Chances are the magic key won’t be accepted by reviewers by the end of the year either. What is unclear is what will happen for apps designed prior which access http. Will iOS 10 simply block them ?
Apple is not alone. Google’s Chrome will start flagging as not secure http sites in 2017.
This is not a new decision, Apple announce at WWDC 2015 that this was coming and apps should be switched to use HTTPS.
I’d expect Apple to block these apps and remove them in 30 days if they were not fixed.
In what way is an app https: ?
When it connects to other services on the web.
So an app connects to services which are not https and Apple pulls it from the store?
Pretty soon we’ll need permission to breathe.
It may have been announced, now it is becoming real. If indeed apps need to be updated, it may not be trivial for some.

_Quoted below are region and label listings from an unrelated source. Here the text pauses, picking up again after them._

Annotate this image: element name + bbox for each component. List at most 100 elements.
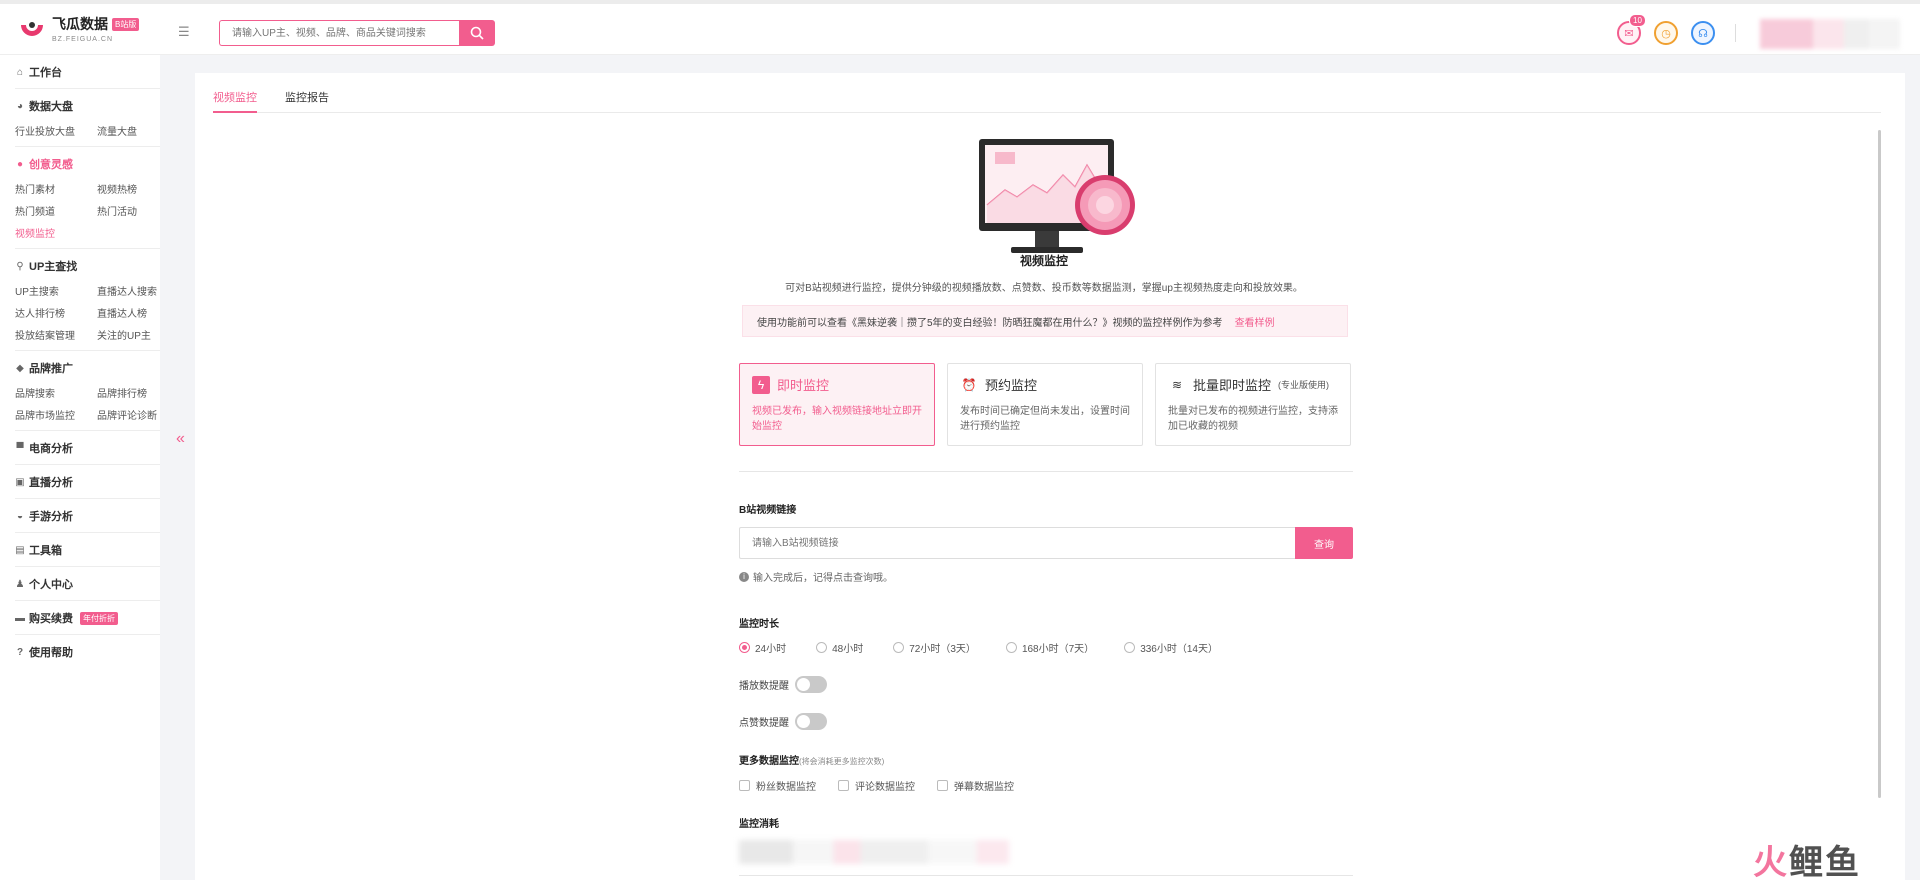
brand-name: 飞瓜数据 xyxy=(52,16,108,32)
sidebar-head[interactable]: ◆ 品牌推广 xyxy=(15,360,160,376)
sidebar-head[interactable]: ⚲ UP主查找 xyxy=(15,258,160,274)
sidebar-link[interactable]: 品牌排行榜 xyxy=(97,385,167,400)
radio-button[interactable] xyxy=(1005,642,1017,653)
fans-monitor-option[interactable]: 粉丝数据监控 xyxy=(739,778,816,793)
sidebar-group-help: ? 使用帮助 xyxy=(15,635,160,668)
divider xyxy=(739,471,1353,472)
sidebar-link[interactable]: 热门活动 xyxy=(97,203,167,218)
duration-option[interactable]: 48小时 xyxy=(816,640,863,655)
sidebar-link[interactable]: 流量大盘 xyxy=(97,123,167,138)
checkbox[interactable] xyxy=(739,780,750,791)
sidebar-head[interactable]: ⌂ 工作台 xyxy=(15,64,160,80)
sidebar-link[interactable]: 品牌搜索 xyxy=(15,385,97,400)
page-title: 视频监控 xyxy=(1020,254,1069,268)
sidebar-group-toolbox: ▤ 工具箱 xyxy=(15,533,160,567)
more-monitor-note: (将会消耗更多监控次数) xyxy=(799,757,885,766)
sidebar-group-account: ♟ 个人中心 xyxy=(15,567,160,601)
radio-button[interactable] xyxy=(739,642,750,653)
sidebar-head[interactable]: ♟ 个人中心 xyxy=(15,576,160,592)
view-sample-link[interactable]: 查看样例 xyxy=(1235,314,1275,329)
duration-option[interactable]: 24小时 xyxy=(739,640,786,655)
danmaku-monitor-option[interactable]: 弹幕数据监控 xyxy=(937,778,1014,793)
message-count-badge: 10 xyxy=(1629,14,1646,27)
divider xyxy=(1735,24,1736,42)
clock-icon[interactable]: ◷ xyxy=(1654,21,1678,45)
radio-button[interactable] xyxy=(893,642,905,653)
tv-icon: ▣ xyxy=(15,476,25,488)
sidebar-link[interactable]: 直播达人榜 xyxy=(97,305,167,320)
search-input[interactable] xyxy=(219,20,459,46)
like-alert-toggle[interactable] xyxy=(795,713,827,730)
tab-video-monitor[interactable]: 视频监控 xyxy=(213,89,257,113)
bulb-icon: ● xyxy=(16,158,24,170)
lightning-icon: ϟ xyxy=(752,375,770,394)
more-monitor-checkboxes: 粉丝数据监控 评论数据监控 弹幕数据监控 xyxy=(739,778,1036,793)
toolbox-icon: ▤ xyxy=(15,544,25,556)
duration-option[interactable]: 72小时（3天） xyxy=(893,640,976,655)
sidebar-link[interactable]: 达人排行榜 xyxy=(15,305,97,320)
play-alert-toggle[interactable] xyxy=(795,676,827,693)
brand-domain: BZ.FEIGUA.CN xyxy=(52,36,114,43)
sidebar-head[interactable]: ▀ 电商分析 xyxy=(15,440,160,456)
comments-monitor-option[interactable]: 评论数据监控 xyxy=(838,778,915,793)
sample-notice: 使用功能前可以查看《黑妹逆袭｜攒了5年的变白经验！防晒狂魔都在用什么？》视频的监… xyxy=(742,305,1348,337)
sidebar-head[interactable]: ◕ 数据大盘 xyxy=(15,98,160,114)
duration-option[interactable]: 168小时（7天） xyxy=(1005,640,1094,655)
mode-batch[interactable]: ≋ 批量即时监控 (专业版使用) 批量对已发布的视频进行监控，支持添加已收藏的视… xyxy=(1155,363,1351,446)
mode-description: 视频已发布，输入视频链接地址立即开始监控 xyxy=(752,406,922,432)
watermark-logo: 火鲤鱼 xyxy=(1753,843,1861,880)
video-url-input[interactable] xyxy=(739,527,1295,559)
radio-button[interactable] xyxy=(1124,642,1136,653)
sidebar-link-video-monitor[interactable]: 视频监控 xyxy=(15,225,97,240)
radio-button[interactable] xyxy=(816,642,828,653)
logo[interactable]: 飞瓜数据 B站版 BZ.FEIGUA.CN xyxy=(18,14,140,43)
hint-text: 输入完成后，记得点击查询哦。 xyxy=(753,573,893,584)
sidebar: ⌂ 工作台 ◕ 数据大盘 行业投放大盘 流量大盘 ● 创意灵感 热门素材 视频热榜 热… xyxy=(0,55,160,880)
sidebar-group-purchase: ▬ 购买续费 年付折折 xyxy=(15,601,160,635)
query-button[interactable]: 查询 xyxy=(1295,527,1353,559)
sidebar-link[interactable]: 关注的UP主 xyxy=(97,327,167,342)
card-icon: ▬ xyxy=(15,612,25,624)
sidebar-link[interactable]: 投放结案管理 xyxy=(15,327,97,342)
sidebar-head[interactable]: ● 创意灵感 xyxy=(15,156,160,172)
mode-title: 预约监控 xyxy=(985,378,1038,393)
tab-bar: 视频监控 监控报告 xyxy=(213,73,1881,113)
collapse-sidebar-icon[interactable]: « xyxy=(176,430,185,448)
sidebar-group-up-search: ⚲ UP主查找 UP主搜索 直播达人搜索 达人排行榜 直播达人榜 投放结案管理 关… xyxy=(15,249,160,351)
cost-value-redacted xyxy=(739,840,1009,864)
sidebar-link[interactable]: 品牌市场监控 xyxy=(15,407,97,422)
gamepad-icon: ◒ xyxy=(16,510,24,522)
sidebar-group-ecommerce: ▀ 电商分析 xyxy=(15,431,160,465)
mode-title: 即时监控 xyxy=(777,378,830,393)
mail-icon[interactable]: ✉ 10 xyxy=(1617,14,1646,45)
notice-text: 使用功能前可以查看《黑妹逆袭｜攒了5年的变白经验！防晒狂魔都在用什么？》视频的监… xyxy=(757,317,1223,329)
sidebar-link[interactable]: 视频热榜 xyxy=(97,181,167,196)
sidebar-link[interactable]: 行业投放大盘 xyxy=(15,123,97,138)
hint: i 输入完成后，记得点击查询哦。 xyxy=(739,569,893,584)
sidebar-group-brand: ◆ 品牌推广 品牌搜索 品牌排行榜 品牌市场监控 品牌评论诊断 xyxy=(15,351,160,431)
scrollbar[interactable] xyxy=(1878,130,1881,798)
mode-instant[interactable]: ϟ 即时监控 视频已发布，输入视频链接地址立即开始监控 xyxy=(739,363,935,446)
checkbox[interactable] xyxy=(838,780,849,791)
cost-label: 监控消耗 xyxy=(739,819,779,830)
headset-icon[interactable]: ☊ xyxy=(1691,21,1715,45)
user-avatar-redacted[interactable] xyxy=(1760,19,1900,49)
sidebar-link[interactable]: 热门素材 xyxy=(15,181,97,196)
sidebar-head[interactable]: ◒ 手游分析 xyxy=(15,508,160,524)
sidebar-link[interactable]: 直播达人搜索 xyxy=(97,283,167,298)
duration-option[interactable]: 336小时（14天） xyxy=(1124,640,1218,655)
sidebar-head[interactable]: ▬ 购买续费 年付折折 xyxy=(15,610,160,626)
sidebar-link[interactable]: UP主搜索 xyxy=(15,283,97,298)
menu-toggle-icon[interactable]: ☰ xyxy=(178,24,190,40)
sidebar-head[interactable]: ? 使用帮助 xyxy=(15,644,160,660)
sidebar-head[interactable]: ▤ 工具箱 xyxy=(15,542,160,558)
mode-scheduled[interactable]: ⏰ 预约监控 发布时间已确定但尚未发出，设置时间进行预约监控 xyxy=(947,363,1143,446)
sidebar-link[interactable]: 热门频道 xyxy=(15,203,97,218)
sidebar-link[interactable]: 品牌评论诊断 xyxy=(97,407,167,422)
play-alert-row: 播放数提醒 xyxy=(739,676,827,693)
tab-monitor-report[interactable]: 监控报告 xyxy=(285,89,329,113)
search-button[interactable] xyxy=(459,20,495,46)
sidebar-head[interactable]: ▣ 直播分析 xyxy=(15,474,160,490)
page-description: 可对B站视频进行监控，提供分钟级的视频播放数、点赞数、投币数等数据监测，掌握up… xyxy=(785,283,1303,294)
checkbox[interactable] xyxy=(937,780,948,791)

What is less clear is precisely if apps will be removed from the App Store, or if iOS10 will simply block access to http for existing apps.
[quote=287418:@Jeff Tullin]So an app connects to services which are not https and Apple pulls it from the store?
Pretty soon we’ll need permission to breathe.[/quote]
That is life in the enchanted Apple world. Each year brings a new stringent requirement. Last year was 64 bit support for iOS apps.
To be fair, mobile are notoriously vulnerable to attacks, where SSL may help.